[Catalyst] advise on data processing in Cat/DBIC/Model

Toby Corkindale tjc at wintrmute.net
Mon Nov 26 23:28:10 GMT 2007


On Mon, Nov 26, 2007 at 07:04:24PM +0000, Matt S Trout wrote:
> On Mon, Nov 26, 2007 at 04:33:02PM +0100, Rainer Clasen wrote:
> > Hello,
> > 
> > within my current project, some value is collected up to once a day:
> > 
> >  CREATE TABLE a_value {
> >   day date PRIMARY KEY,
> >   other_values integer NOT NULL,
> >   value integer
> >   another_value integer
> >  );
> > 
> > Data comes in a bit sporadic - so I cannot rely each day having an entry.
> > Actually there also be longer periods (weeks/month/??) without data.
> > 
> > I'm currently a bit at a loss on how to "properly" cook up this data to
> > easily display it in fixed time steps. I'm thinking of a list of *all*
> > days/weeks/month/... in a certain timerange.
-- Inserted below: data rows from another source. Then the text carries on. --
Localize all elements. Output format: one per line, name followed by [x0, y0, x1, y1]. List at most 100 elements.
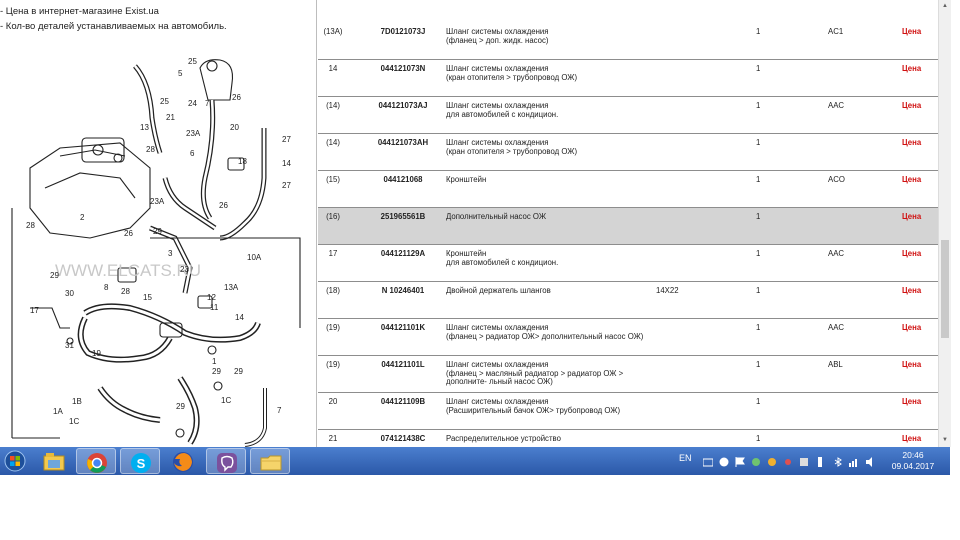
- callout-label: 11: [210, 303, 219, 312]
- callout-label: 12: [207, 293, 216, 302]
- price-link[interactable]: Цена: [902, 212, 926, 222]
- price-link[interactable]: Цена: [902, 101, 926, 111]
- bluetooth-icon[interactable]: [833, 457, 843, 467]
- price-link[interactable]: Цена: [902, 286, 926, 296]
- position-cell: (13А): [323, 27, 343, 36]
- update-icon[interactable]: [751, 457, 761, 467]
- callout-label: 27: [282, 135, 291, 144]
- table-row[interactable]: (14) 044121073AJ Шланг системы охлаждения д…: [318, 97, 938, 134]
- parts-diagram: WWW.ELCATS.RU 2552625 24 72123A13 202728 618…: [11, 57, 301, 447]
- network-icon[interactable]: [849, 457, 859, 467]
- callout-label: 3: [168, 249, 173, 258]
- price-link[interactable]: Цена: [902, 323, 926, 333]
- taskbar-file-explorer[interactable]: [34, 448, 74, 474]
- price-link[interactable]: Цена: [902, 360, 926, 370]
- quantity-cell: 1: [756, 360, 761, 369]
- price-link[interactable]: Цена: [902, 64, 926, 74]
- taskbar-skype[interactable]: S: [120, 448, 160, 474]
- price-note: - Цена в интернет-магазине Exist.ua: [0, 6, 159, 17]
- callout-label: 29: [153, 227, 162, 236]
- table-row[interactable]: (14) 044121073AH Шланг системы охлаждения(…: [318, 134, 938, 171]
- flag-icon[interactable]: [735, 457, 745, 467]
- table-row[interactable]: 17 044121129A Кронштейн для автомобилей с к…: [318, 245, 938, 282]
- description-cell: Кронштейн для автомобилей с кондицион.: [446, 249, 656, 267]
- taskbar-firefox[interactable]: [163, 448, 203, 474]
- table-row[interactable]: (19) 044121101K Шланг системы охлаждения (ф…: [318, 319, 938, 356]
- callout-label: 13A: [224, 283, 239, 292]
- description-line: (Расширительный бачок ОЖ> трубопровод ОЖ…: [446, 405, 621, 415]
- chrome-icon: [87, 453, 107, 473]
- price-link[interactable]: Цена: [902, 397, 926, 407]
- code-cell: AAC: [828, 323, 845, 332]
- scroll-thumb[interactable]: [941, 240, 949, 338]
- table-row[interactable]: (18) N 10246401 Двойной держатель шлангов 1…: [318, 282, 938, 319]
- security-icon[interactable]: [767, 457, 777, 467]
- price-link[interactable]: Цена: [902, 434, 926, 444]
- callout-label: 20: [230, 123, 239, 132]
- position-cell: (18): [326, 286, 340, 295]
- quantity-cell: 1: [756, 323, 761, 332]
- callout-label: 1: [212, 357, 217, 366]
- part-number-cell: 044121101L: [381, 360, 425, 369]
- quantity-cell: 1: [756, 212, 761, 221]
- quantity-cell: 1: [756, 138, 761, 147]
- volume-icon[interactable]: [866, 457, 876, 467]
- description-cell: Шланг системы охлаждения (Расширительный …: [446, 397, 656, 415]
- callout-label: 6: [190, 149, 195, 158]
- position-cell: 21: [328, 434, 338, 443]
- callout-label: 28: [26, 221, 35, 230]
- description-line: (кран отопителя > трубопровод ОЖ): [446, 72, 578, 82]
- quantity-cell: 1: [756, 27, 761, 36]
- taskbar-folder[interactable]: [250, 448, 290, 474]
- callout-label: 18: [238, 157, 247, 166]
- part-number-cell: 044121073N: [380, 64, 426, 73]
- callout-label: 23A: [186, 129, 201, 138]
- quantity-cell: 1: [756, 175, 761, 184]
- keyboard-icon[interactable]: [703, 457, 713, 467]
- callout-label: 8: [104, 283, 109, 292]
- scroll-up-icon[interactable]: ▲: [941, 2, 949, 10]
- callout-label: 25: [188, 57, 197, 66]
- description-line: для автомобилей с кондицион.: [446, 109, 559, 119]
- taskbar-chrome[interactable]: [76, 448, 116, 474]
- code-cell: ABL: [828, 360, 843, 369]
- windows-taskbar: S EN 20:46 09.04.2017: [0, 447, 950, 475]
- callout-label: 26: [232, 93, 241, 102]
- callout-label: 26: [219, 201, 228, 210]
- vertical-scrollbar[interactable]: ▲ ▼: [938, 0, 951, 447]
- scroll-down-icon[interactable]: ▼: [941, 436, 949, 444]
- part-number-cell: 044121073AH: [377, 138, 429, 147]
- table-row[interactable]: 14 044121073N Шланг системы охлаждения (кра…: [318, 60, 938, 97]
- part-number-cell: 044121129A: [380, 249, 426, 258]
- price-link[interactable]: Цена: [902, 27, 926, 37]
- description-line: (кран отопителя > трубопровод ОЖ): [446, 146, 578, 156]
- language-indicator[interactable]: EN: [679, 453, 692, 463]
- price-link[interactable]: Цена: [902, 249, 926, 259]
- quantity-cell: 1: [756, 64, 761, 73]
- price-link[interactable]: Цена: [902, 175, 926, 185]
- system-clock[interactable]: 20:46 09.04.2017: [888, 450, 938, 472]
- table-row[interactable]: 20 044121109B Шланг системы охлаждения (Рас…: [318, 393, 938, 430]
- dimension-cell: 14X22: [656, 286, 679, 295]
- position-cell: (19): [326, 323, 340, 332]
- table-row[interactable]: (16) 251965561B Дополнительный насос ОЖ 1 Це…: [318, 208, 938, 245]
- skype-icon: S: [131, 453, 151, 473]
- table-row[interactable]: (15) 044121068 Кронштейн 1 ACO Цена: [318, 171, 938, 208]
- quantity-cell: 1: [756, 286, 761, 295]
- table-row[interactable]: (19) 044121101L Шланг системы охлаждения (ф…: [318, 356, 938, 393]
- callout-label: 30: [65, 289, 74, 298]
- network-activity-icon[interactable]: [783, 457, 793, 467]
- usb-icon[interactable]: [815, 457, 825, 467]
- taskbar-viber[interactable]: [206, 448, 246, 474]
- table-row[interactable]: (13А) 7D0121073J Шланг системы охлаждения(…: [318, 23, 938, 60]
- callout-label: 28: [121, 287, 130, 296]
- start-button[interactable]: [0, 448, 30, 474]
- table-row[interactable]: 21 074121438C Распределительное устройство…: [318, 430, 938, 447]
- price-link[interactable]: Цена: [902, 138, 926, 148]
- callout-label: 28: [146, 145, 155, 154]
- callout-label: 27: [282, 181, 291, 190]
- app-tray-icon[interactable]: [799, 457, 809, 467]
- position-cell: 14: [328, 64, 338, 73]
- skype-tray-icon[interactable]: [719, 457, 729, 467]
- callout-label: 1A: [53, 407, 63, 416]
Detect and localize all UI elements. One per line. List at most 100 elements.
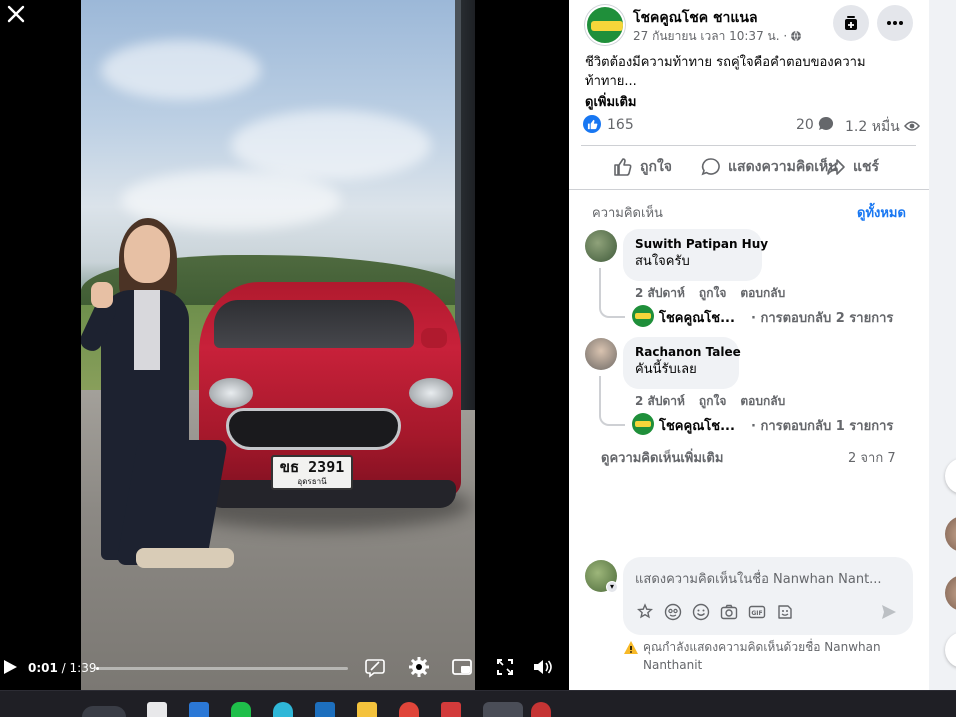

Such a list would allow the
> > view easy access to present the data (say as html table with one row per
> > time step or as input for GD::Graph).
> > 
> > This means there are basically two tasks:
> > - aggregate the data for each time step: No-brainer with DBIx::Class.
> > - get NULL entries for time steps without data: The intersting part.
> > 
> > I can come up the following solutions to generate the NULL entries:
> > 
> > - use a SQL stored procedure or temp table with the start-dates of the
> >   desired time-steps, do an outer join and stuff this in a DBIC
> >   result_source as described in the DBIC cookbook under "arbitrary SQL".
> > 
> >   example query for ->name():
> > 	SELECT
> > 	 d.id,
> > 	 steps AS day,
> > 	 d.value,
> > 	 COALESCE( d.other_value, $4 ) AS other_value
> > 	FROM
> > 	 timeseries( $1, $2, $3) AS steps
> > 	 LEFT JOIN ( SELECT * FROM data WHERE other_value = $4 ) d
> > 	  ON ( d.day >= $2 AND d.day + $1 < $3;
> >   $1 = time steps. eg. '1 day'
> >   $2 = start date. eg. '2007-11-1'
> >   $3 = end date. eg '2007-11-30'
> >   $4 = other_value to filter on.
> >   timeseries(step,start,end) = stored procedure that returns the 
> > 	start-dates of the time-steps within the specified time-range.
> 
> I tend to do -sort- of this.
> 
> Except that instead of using a function like timeseries() I'll create a
> pivot table with a 'date' column that I prepopulated with all dates from
> now to say 2020 (and make sure one of my cron jobs extends this when we
> reach say 2019 or so). Then I put function indexes on the various DATE_PART
> or equivalent functions that I might use to pull the month, year etc.
> 
> That way I can query the pivot as "just another DBIC class" and everything
> gets simpler.

I believe that's the method Joe Celko recommends as well.
You can extend it later with public holidays or some other metadata, too.